05 maio 2013

Decalcomania



Ele não apareceu e eu sabia que o funeral estava feito. Para grandes males, grandes remédios, não é Senhor Doutor?... Saquei do número de um amigo especial, daqueles muitos coloridos mesmo e aferi se estava disponível.

Em minutos estava na porta da saída e entrei no primeiro táxi que passava. Um rapazito de t-shirt e jeans acolheu-me com um largo sorriso e mais olhadelas ao espelho retrovisor do que à condução. Começou a desfiar o seu rosário de que a vida dele não era aquilo, que até cantava em casas de fado do Bairro Alto e era convidado para muitos lados e até tinha um rapaz que lhe escrevia letras e estendeu-me uma folha pautada cheia de erros ortográficos que foi logo o que me saltou aos olhinhos, com uma história de amor trágico que só me lembrava aquela de que andava a desgraçadinha no gamanço para sustentar os seus três filhinhos. Mas acenei que aquilo era mesmo fado e sorri. E ele aprumou o pescoço e começou a cantá-lo. E depois mais outro e outro até num sinal vermelho, ao sol abrasador, puxar de duas cervejas, estrategicamente guardadas numa geladeirazinha entre o assento e a sua porta. Abriu-as com um abre-cápsulas que também era porta-chaves e estendeu-me uma avisando que estava incluindo na bandeirada. Não sei se era notório que eu estava à beira de um ataque de nervos ou se era apenas o reflexo das minhas pernas sob a pequenita saia preta esvoaçante no espelho mas para mim aquele táxi era Almodovariano.
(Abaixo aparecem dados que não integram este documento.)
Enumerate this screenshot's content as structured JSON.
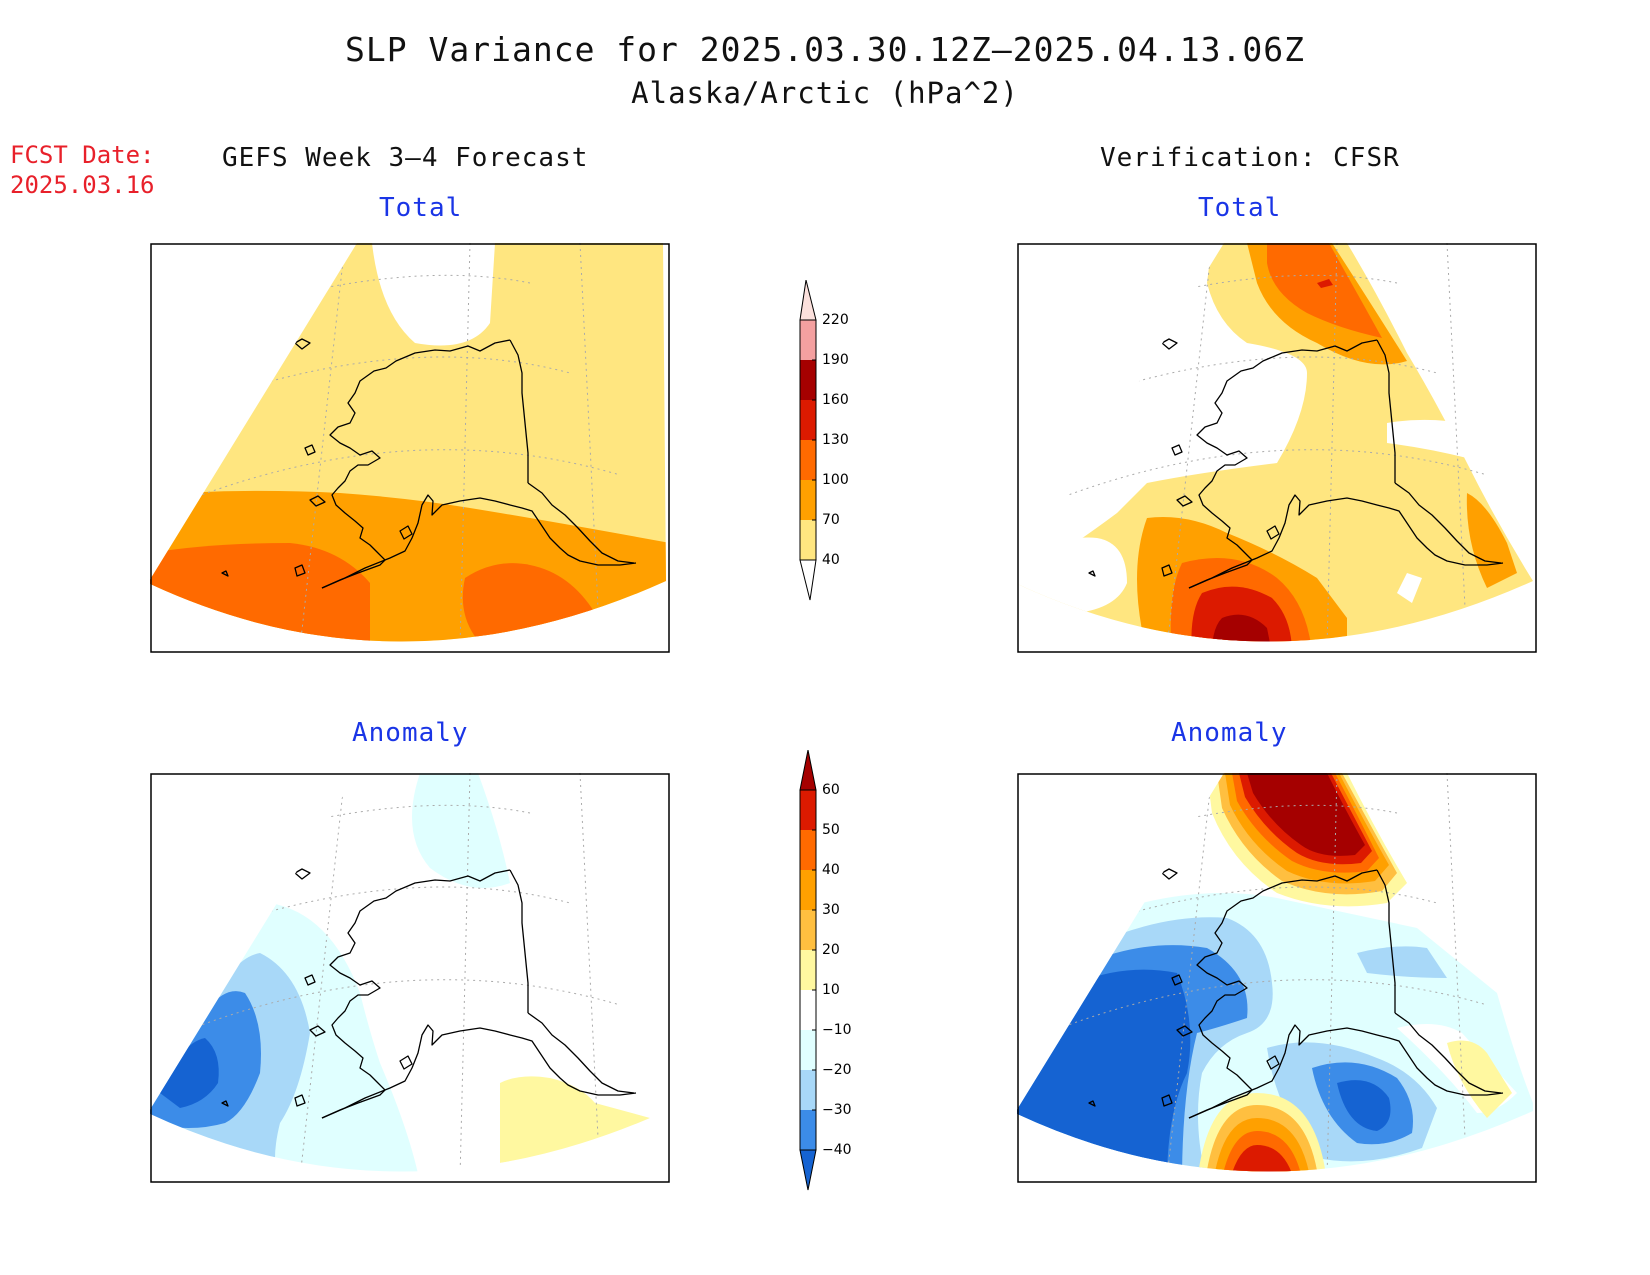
{
  "title": "SLP Variance for 2025.03.30.12Z–2025.04.13.06Z",
  "subtitle": "Alaska/Arctic (hPa^2)",
  "forecast_date": {
    "label": "FCST Date:",
    "value": "2025.03.16"
  },
  "columns": {
    "left": "GEFS Week 3–4 Forecast",
    "right": "Verification: CFSR"
  },
  "panels": {
    "forecast_total": "Total",
    "verification_total": "Total",
    "forecast_anomaly": "Anomaly",
    "verification_anomaly": "Anomaly"
  },
  "colorbar_total": {
    "labels": [
      "220",
      "190",
      "160",
      "130",
      "100",
      "70",
      "40"
    ],
    "colors": [
      "#fbe0dc",
      "#f4a0a0",
      "#a50000",
      "#dc1a00",
      "#ff6a00",
      "#ffa000",
      "#ffe680"
    ]
  },
  "colorbar_anomaly": {
    "labels": [
      "60",
      "50",
      "40",
      "30",
      "20",
      "10",
      "−10",
      "−20",
      "−30",
      "−40"
    ],
    "colors": [
      "#a50000",
      "#dc1a00",
      "#ff6a00",
      "#ffa000",
      "#ffbf40",
      "#fff8a0",
      "#ffffff",
      "#e0ffff",
      "#a8d8f8",
      "#3c8ce8",
      "#1563d2"
    ]
  }
}
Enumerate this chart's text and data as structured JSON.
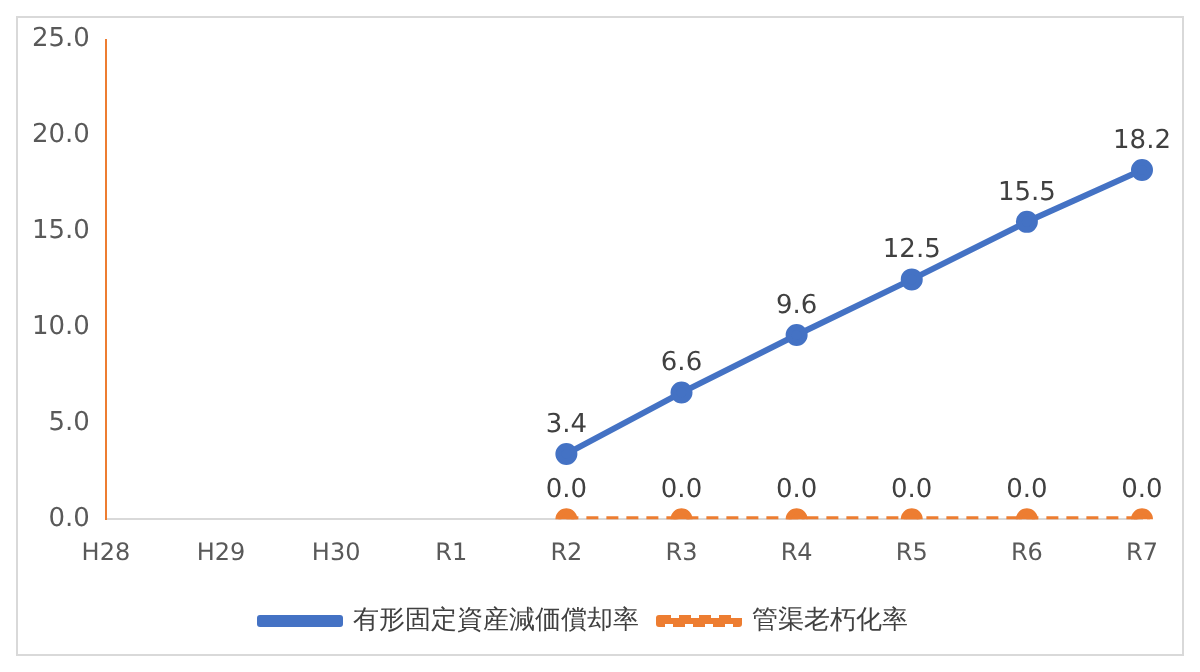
{
  "chart_data": {
    "type": "line",
    "categories": [
      "H28",
      "H29",
      "H30",
      "R1",
      "R2",
      "R3",
      "R4",
      "R5",
      "R6",
      "R7"
    ],
    "series": [
      {
        "name": "有形固定資産減価償却率",
        "color": "#4472c4",
        "values": [
          null,
          null,
          null,
          null,
          3.4,
          6.6,
          9.6,
          12.5,
          15.5,
          18.2
        ],
        "value_labels": [
          null,
          null,
          null,
          null,
          "3.4",
          "6.6",
          "9.6",
          "12.5",
          "15.5",
          "18.2"
        ],
        "line_style": "solid"
      },
      {
        "name": "管渠老朽化率",
        "color": "#ed7d31",
        "values": [
          null,
          null,
          null,
          null,
          0,
          0,
          0,
          0,
          0,
          0
        ],
        "value_labels": [
          null,
          null,
          null,
          null,
          "0.0",
          "0.0",
          "0.0",
          "0.0",
          "0.0",
          "0.0"
        ],
        "line_style": "dashed"
      }
    ],
    "ylim": [
      0,
      25
    ],
    "yticks": [
      {
        "value": 0,
        "label": "0.0"
      },
      {
        "value": 5,
        "label": "5.0"
      },
      {
        "value": 10,
        "label": "10.0"
      },
      {
        "value": 15,
        "label": "15.0"
      },
      {
        "value": 20,
        "label": "20.0"
      },
      {
        "value": 25,
        "label": "25.0"
      }
    ],
    "grid": false,
    "legend": "bottom",
    "marker": "circle"
  }
}
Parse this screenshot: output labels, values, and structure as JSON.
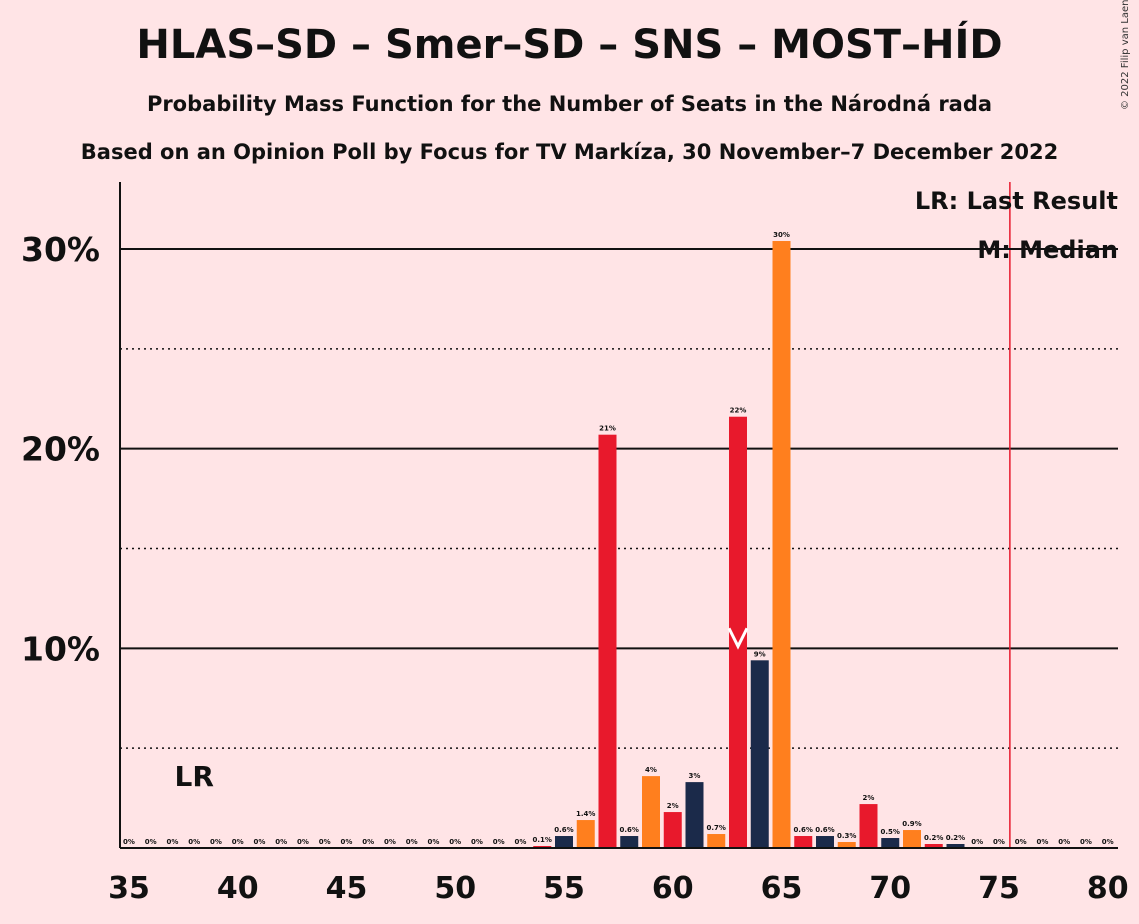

Quando finalmente cheguei ao pé do meu amigo alagou-nos a urgência dos beijos e a azáfama de despir as roupas na premência de tocar pele conhecida como o baú do sótão da avó. Línguas e mãos em desvario, dos rostos até meio do corpo, na pressa de nos absorvermos. E quando as suas coxas roçavam as minhas nádegas e os meus mamilos subiam e desciam sobre o seus, abri então os olhos e vi o seu rosto transfigurar-se no do outro, o ausente, que ali ganhava contornos de nitidez indescritível. E naquele aperto continuei a ondular aquilo que o cérebro tornava virtualmente real.